But the challenge is our ordinary routine of going to work – sitting in our office, reporting to our respective management or investors, always trying to win the next deal, aiming to earn money in order to spend it on things that simply do not matter….all of this tends to drive this sense of ambition more deeply into ourselves, never to truly emerge.  These feelings lie dormant, awaiting for something to re-awaken them so they can emerge.  They reside in each and everyone of us.  It just takes a specific moment in our lives in order for them to be unleashed, and for me this is one step in that process!  I hope you can discover this in you as well.

Professionally, I have done well. In technology,  banking and higher education, I have had my successes and failures.  Overall, I am extremely fortunate in what I have accomplished.  And yet, I still desire to do more than what I have accomplished already.  This desire, in essence is a reflection of my resistance to the formality of the day to day – to never settle for something less.  The routine that tends to kill ambition, ideas and innovation is what I long to resist.  As we grow older we get comfortable with the status quo, even if the status quo is dysfunctional, inefficient or unhealthy.  But for some reason, people stay; they eat what they are comfortable eating; they stay in companies despite their unhappiness; they teach subjects they are no longer passionate for; they embrace the mediocrity of ambition rather than pursuing excellence in their own life.

Pertaining to this project, USAFunRun.Com, I have linked my passion for helping people, college education and my ambition to go to extremes, together with something that I consider to be a higher purpose – for me.  My motivation is to help raise money for the John L Fitzpatrick Scholarship Fund.   John L. Fitzpatrick was my grandfather.  Refer to the page I have on his life and legacy in education and you’ll see why he motivates my ambitions.  You can do so, my clicking here- John L. Fitzpatrick Scholarship Fund Information.

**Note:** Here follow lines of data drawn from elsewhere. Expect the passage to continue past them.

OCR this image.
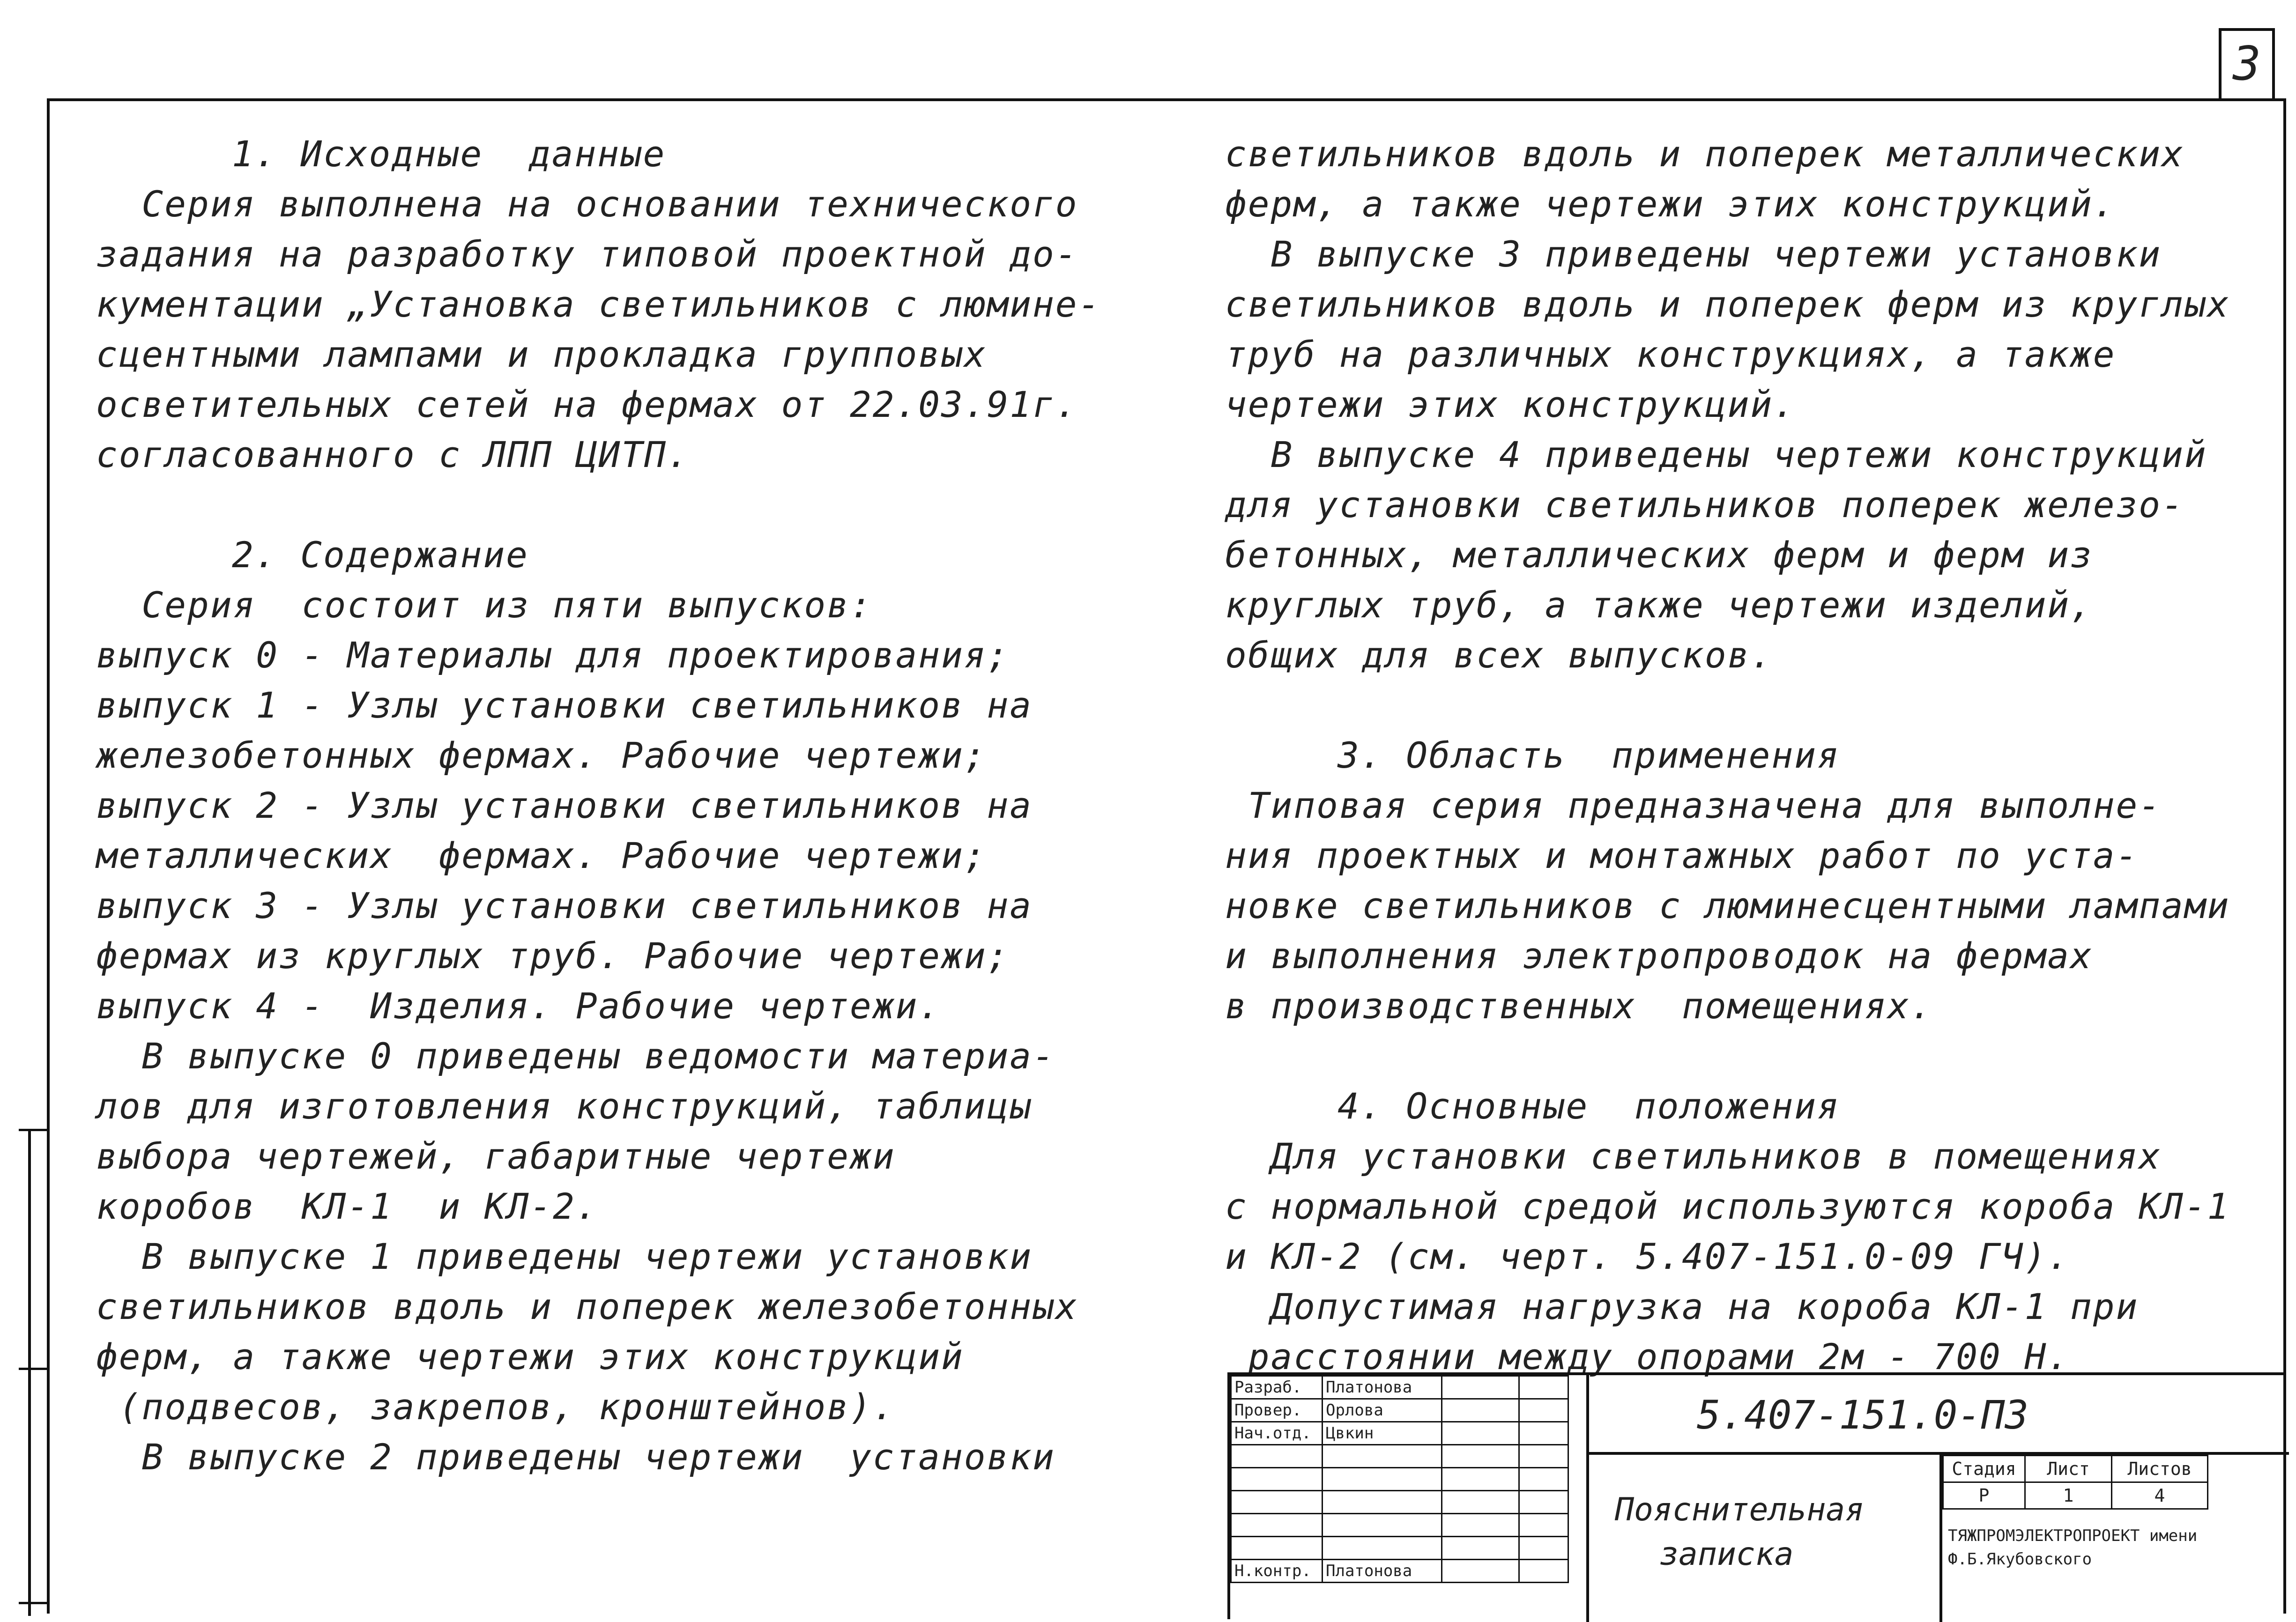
3
1. Исходные  данные
Серия выполнена на основании технического
задания на разработку типовой проектной до-
кументации „Установка светильников с люмине-
сцентными лампами и прокладка групповых
осветительных сетей на фермах от 22.03.91г.
согласованного с ЛПП ЦИТП.
2. Содержание
Серия  состоит из пяти выпусков:
выпуск 0 - Материалы для проектирования;
выпуск 1 - Узлы установки светильников на
железобетонных фермах. Рабочие чертежи;
выпуск 2 - Узлы установки светильников на
металлических  фермах. Рабочие чертежи;
выпуск 3 - Узлы установки светильников на
фермах из круглых труб. Рабочие чертежи;
выпуск 4 -  Изделия. Рабочие чертежи.
В выпуске 0 приведены ведомости материа-
лов для изготовления конструкций, таблицы
выбора чертежей, габаритные чертежи
коробов  КЛ-1  и КЛ-2.
В выпуске 1 приведены чертежи установки
светильников вдоль и поперек железобетонных
ферм, а также чертежи этих конструкций
(подвесов, закрепов, кронштейнов).
В выпуске 2 приведены чертежи  установки
светильников вдоль и поперек металлических
ферм, а также чертежи этих конструкций.
В выпуске 3 приведены чертежи установки
светильников вдоль и поперек ферм из круглых
труб на различных конструкциях, а также
чертежи этих конструкций.
В выпуске 4 приведены чертежи конструкций
для установки светильников поперек железо-
бетонных, металлических ферм и ферм из
круглых труб, а также чертежи изделий,
общих для всех выпусков.
3. Область  применения
Типовая серия предназначена для выполне-
ния проектных и монтажных работ по уста-
новке светильников с люминесцентными лампами
и выполнения электропроводок на фермах
в производственных  помещениях.
4. Основные  положения
Для установки светильников в помещениях
с нормальной средой используются короба КЛ-1
и КЛ-2 (см. черт. 5.407-151.0-09 ГЧ).
Допустимая нагрузка на короба КЛ-1 при
расстоянии между опорами 2м - 700 Н.
Разраб.	Платонова		
Провер.	Орлова		
Нач.отд.	Цвкин		

Н.контр.	Платонова		
5.407-151.0-ПЗ
Пояснительная
записка
Стадия	Лист	Листов
Р	1	4
ТЯЖПРОМЭЛЕКТРОПРОЕКТ имени Ф.Б.Якубовского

I always have this urge to push myself beyond limits I know exist but I refuse to acknowledge.  My goal is to prove to myself that personal development is a life long pursuit.  In my conversations with educators, working professionals and consumers across the country, too many people give up on their goals – they allow their circumstances to discourage them and they rest in dreams not yet realized.  It is for these reasons, I continue to push toward accomplishing a goal.  To act as a model to my children that they should NEVER give up and to work tirelessly toward the process of accomplishing their goals;  to not just “think” big but to “act” big as well.   Faith in one’s self; Hope that there is always a way, and the ability to love those around us are all virtues that underpin one’s ability to be successful.  My Grandfather epitomized this in his devotion to St. Jude, the Patron Saint of the Impossible and it permeated his life’s work reflected in the John L. Fitzpatrick Scholarship Fund.  

So, what does Banking, Technology and Higher Education
have to do with Running?


Academic:

I graduated from University of Steubenville in 1991, in Electrical Engineering Science and Catholic Theology from the University of Steubenville (Ohio).  I earned my Masters of Science in Technology Management from the University of St. Thomas in 2000, and completed graduate research in Physics at U.C. Berkley (1998 with Dr. Bernard Flam).  I am a public policy fellow at the University of Minnesota’s Humphrey Institute where I researched alternative sources of revenue and funding in Higher Education Finance (2001). I am presently a Doctoral Student in Higher Education Finance at American International College (AIC), in the heart of beautiful New England and historic Springfield, Massachusetts.   I am the youngest of 8 children.  My Father is a retired Air Force Lt. Colonel and cold war pilot.  A man whose ethics have made him very successful in business and all facets of life.   My Mother is an educator and military wife, who over the years, effectively managed the family through dozens of moves, transitions and life situations.  A highly successful couple, both personally and professionally.  I don’t know of two people who have managed all that they have so successfully, and did so with such integrity and humor.  Understanding this as my back drop, I am an over achiever.  I am always achieving and looking to achieve more.  I don’t really think I’ve ever felt acknowledged for my accomplishments- both personally or professionally; but I nevertheless, keep achieving and looking to achieve more.  It is a personal irony.  I am 38 years old and I still feel like I have a great deal to prove – to whom, I am not quite sure, but making an impact on my family, friends, markets, industries, companies and higher education institutions are all important to me.

Professional:

I have a unique ability of intersecting technology, business objectives and execution.   I am a non operating partner of MENLO Company, a consulting firm whose focus is on Banking, focusing on mortgage liquidity, lending technology and M&A.  Additionally, I have done several projects in Lagos, Nigeria and Kabul, Afghanistan that have supported the development efforts for post secondary institutions.  I am skilled at establishing business models, raising money and creating new revenue channels for organizations that didn’t exist previously.  I am innovative in my ability to pool resources together to accomplish stated objectives – and quickly.  USAFunRun.Com is one example of many. I am very conscious of the fact that I tend to challenge the status quo – for those who don’t like change or can’t adapt, they quickly become threatened by my drive toward accomplishing new goals in a changing world.  In many circumstances, this is a highly successful characteristic, but there have been times, I simply didn’t respect the delicate nature of change.  In order to be truly successful, one needs to be sensitive to the context of change and how others are impacted by it.  On several occasions, I have been affected by “The Physics of Change”, when opposing forces rightfully resist initiatives I was promoting.  And yes, this has limited by ability to be successful at times.  By reflecting on those circumstances, I make changes to my approach while maintaining committed to my ability to get things accomplished.  My professional history is summed up in high tech, start-up companies, M&A and banking (mortgages, higher educational finance) with a strong passion toward making an impact on companies, nonprofits, higher educational institutions and the community around me.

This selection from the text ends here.